His other restaurant, Bad Saint, is another story: The 24-seat Filipino restaurant hasn’t accepted reservations since it opened in 2015. Foodies routinely stand in line for hours to get inside or hire people to do it for them.

“It’s a very special place for us and we’re glad people are lining up and doing it this way, we can get more people in a night,” he says. “More people can enjoy Bad Saint the way that it’s run.”

Pimentel says Bad Saint’s small size is what makes the team resistant to offering reservations: One or two no-shows is more detrimental to a small business than a big one. The smaller the restaurant, he says, the more dependent it is on getting people in to fill seats—and you need all of them to survive. But a larger eatery is more flexible on seating and often saves money by buying in bulk, he says.

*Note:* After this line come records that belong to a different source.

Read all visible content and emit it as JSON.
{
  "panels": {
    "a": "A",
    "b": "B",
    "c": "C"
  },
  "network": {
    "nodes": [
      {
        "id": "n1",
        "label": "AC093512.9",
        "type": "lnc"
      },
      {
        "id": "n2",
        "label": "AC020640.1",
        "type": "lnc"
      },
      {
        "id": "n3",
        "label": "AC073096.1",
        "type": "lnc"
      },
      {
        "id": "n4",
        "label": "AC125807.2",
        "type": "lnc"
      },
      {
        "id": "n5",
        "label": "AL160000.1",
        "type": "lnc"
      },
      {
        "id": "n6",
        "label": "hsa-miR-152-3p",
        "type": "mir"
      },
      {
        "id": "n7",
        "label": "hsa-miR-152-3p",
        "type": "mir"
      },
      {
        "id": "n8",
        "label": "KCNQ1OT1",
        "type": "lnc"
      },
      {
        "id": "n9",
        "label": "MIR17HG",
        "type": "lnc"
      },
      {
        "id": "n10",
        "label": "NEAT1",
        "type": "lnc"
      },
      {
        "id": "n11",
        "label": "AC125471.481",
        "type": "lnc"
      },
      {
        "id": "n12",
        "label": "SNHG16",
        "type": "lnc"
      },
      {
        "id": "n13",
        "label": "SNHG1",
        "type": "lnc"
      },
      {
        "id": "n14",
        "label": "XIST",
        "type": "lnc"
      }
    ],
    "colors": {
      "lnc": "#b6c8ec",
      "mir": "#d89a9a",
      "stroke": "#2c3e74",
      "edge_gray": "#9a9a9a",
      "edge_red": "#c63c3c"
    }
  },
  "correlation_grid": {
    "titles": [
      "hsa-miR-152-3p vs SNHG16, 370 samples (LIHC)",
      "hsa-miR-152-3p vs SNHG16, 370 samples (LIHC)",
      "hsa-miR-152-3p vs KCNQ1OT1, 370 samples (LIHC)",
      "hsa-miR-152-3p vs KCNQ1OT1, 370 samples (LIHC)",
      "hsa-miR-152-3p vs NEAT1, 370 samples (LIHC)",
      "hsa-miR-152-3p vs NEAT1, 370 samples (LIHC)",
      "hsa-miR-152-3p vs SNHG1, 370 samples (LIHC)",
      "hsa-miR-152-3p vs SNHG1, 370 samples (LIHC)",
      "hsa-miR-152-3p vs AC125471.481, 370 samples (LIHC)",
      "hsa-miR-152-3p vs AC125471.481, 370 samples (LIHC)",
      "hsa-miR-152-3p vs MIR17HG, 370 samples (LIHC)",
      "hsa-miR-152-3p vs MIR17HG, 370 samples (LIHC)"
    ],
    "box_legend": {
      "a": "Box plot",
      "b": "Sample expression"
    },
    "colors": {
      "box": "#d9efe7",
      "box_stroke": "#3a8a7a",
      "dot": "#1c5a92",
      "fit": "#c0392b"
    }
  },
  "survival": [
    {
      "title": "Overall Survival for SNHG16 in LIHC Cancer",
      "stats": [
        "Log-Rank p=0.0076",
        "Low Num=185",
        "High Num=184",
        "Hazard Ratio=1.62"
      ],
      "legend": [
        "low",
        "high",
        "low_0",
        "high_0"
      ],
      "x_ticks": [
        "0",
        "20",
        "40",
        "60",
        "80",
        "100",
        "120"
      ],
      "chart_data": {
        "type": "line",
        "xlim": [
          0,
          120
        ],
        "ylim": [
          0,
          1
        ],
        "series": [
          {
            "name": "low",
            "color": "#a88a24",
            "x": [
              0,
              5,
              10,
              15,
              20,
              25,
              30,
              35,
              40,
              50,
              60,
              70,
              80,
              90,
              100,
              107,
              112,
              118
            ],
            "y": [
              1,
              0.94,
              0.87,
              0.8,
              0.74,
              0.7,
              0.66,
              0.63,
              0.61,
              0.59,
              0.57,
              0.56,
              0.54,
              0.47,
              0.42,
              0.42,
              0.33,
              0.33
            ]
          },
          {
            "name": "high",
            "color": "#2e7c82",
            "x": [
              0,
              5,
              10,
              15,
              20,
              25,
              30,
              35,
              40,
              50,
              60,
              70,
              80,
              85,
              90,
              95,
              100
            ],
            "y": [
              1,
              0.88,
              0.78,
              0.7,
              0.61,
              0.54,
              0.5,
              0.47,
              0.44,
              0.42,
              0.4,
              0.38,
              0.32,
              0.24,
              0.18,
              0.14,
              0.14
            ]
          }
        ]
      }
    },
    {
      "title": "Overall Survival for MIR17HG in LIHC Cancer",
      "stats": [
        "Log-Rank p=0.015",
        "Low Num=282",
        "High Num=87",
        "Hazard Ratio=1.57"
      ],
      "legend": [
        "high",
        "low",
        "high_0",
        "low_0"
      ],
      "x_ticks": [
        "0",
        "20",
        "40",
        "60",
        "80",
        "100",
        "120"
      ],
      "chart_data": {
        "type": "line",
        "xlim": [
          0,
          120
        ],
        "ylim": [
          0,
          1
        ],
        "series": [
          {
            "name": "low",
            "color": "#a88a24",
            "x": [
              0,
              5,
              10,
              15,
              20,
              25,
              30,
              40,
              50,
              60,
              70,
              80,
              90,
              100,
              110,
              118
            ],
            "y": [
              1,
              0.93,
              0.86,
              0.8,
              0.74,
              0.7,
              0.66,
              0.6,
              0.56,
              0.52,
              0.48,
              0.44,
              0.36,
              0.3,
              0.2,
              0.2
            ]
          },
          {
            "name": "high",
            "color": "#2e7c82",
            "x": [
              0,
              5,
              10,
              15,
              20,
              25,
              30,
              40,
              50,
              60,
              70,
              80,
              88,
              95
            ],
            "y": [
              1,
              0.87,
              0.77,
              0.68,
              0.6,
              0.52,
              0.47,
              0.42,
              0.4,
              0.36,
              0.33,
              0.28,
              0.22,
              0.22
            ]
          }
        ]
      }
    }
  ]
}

Another popular restaurant of the same size, Petworth hotspot Himitsu, started accepting reservations about a month ago, says Carlie Steiner, one of the eatery’s co-owners.

When the 24-seat restaurant originally opened in 2016, it relied on a long line of walk-ins to ensure continuous seating. Reservations, meanwhile, can create up to a 30-minute gap between seatings, which Steiner says can be the difference between making or losing money.

“We really needed enough demand in order for us to be able to fill those spots when reservations don’t show up and they cancel,” Steiner says. “We can’t have people canceling. That’s really what’s going to hurt us.”

To protect themselves from lost costs, the Japanese-inspired restaurant requires a $25 deposit upfront from everyone in a party to hold the table. If everyone shows up, the restaurant subtracts the deposit from the bill. If not, the restaurant keeps it.

“That’s kind of our way of saying ‘We’re ready to accept reservations, but we can’t take the loss when you don’t show up,’” Steiner says, adding that in the few weeks since being implemented, the new system is going smoothly so far. “It’s just the only way that we could have made this a viable option for people at a 24-seat restaurant.”

Maydan co-owner Rose Previte made a conscious decision to accept reservations when she opened the trendy, 100-seat restaurant in the Manhattan Laundry development that specializes in Middle Eastern, North African, and Mediterranean cuisine, because she wanted it be a place where seniors and her friends with babies could also eat.

The year-old restaurant releases reservations on a rolling basis at midnight, 28 days in advance. Parties of six and under make reservations online and won’t face a cancellation fee if their plans change. For parties larger than six, diners email the restaurant directly for a reservation and put down a deposit based on expected sales for the table, Previte says.

Reservations are difficult to come by at Maydan, but the year-old eatery hasn’t experienced a night like Maketto, Previte says. When a reservation falls though, the restaurant turns to a steady stream of walk-ins to fill the spot at the 100-seat space.

Previte is happy with the reservation system, because it allows Maydan to accommodate lots of different guests. Still, as seems to be the case at many D.C. restaurants, not all to-reserve-or-not-to-reserve systems are perfect.

“Sometimes even though we have perfectly planned the night, one table will sit longer than expected and then the table after them has to wait,” Previte says via email. “Say we let a walk-in sit, but they stay longer than we expect and a table with a reservation comes in—that’s never good. We don’t want to ask the walk-in to get up, but we don’t want to upset the people who have a reservation. It’s always a balance.”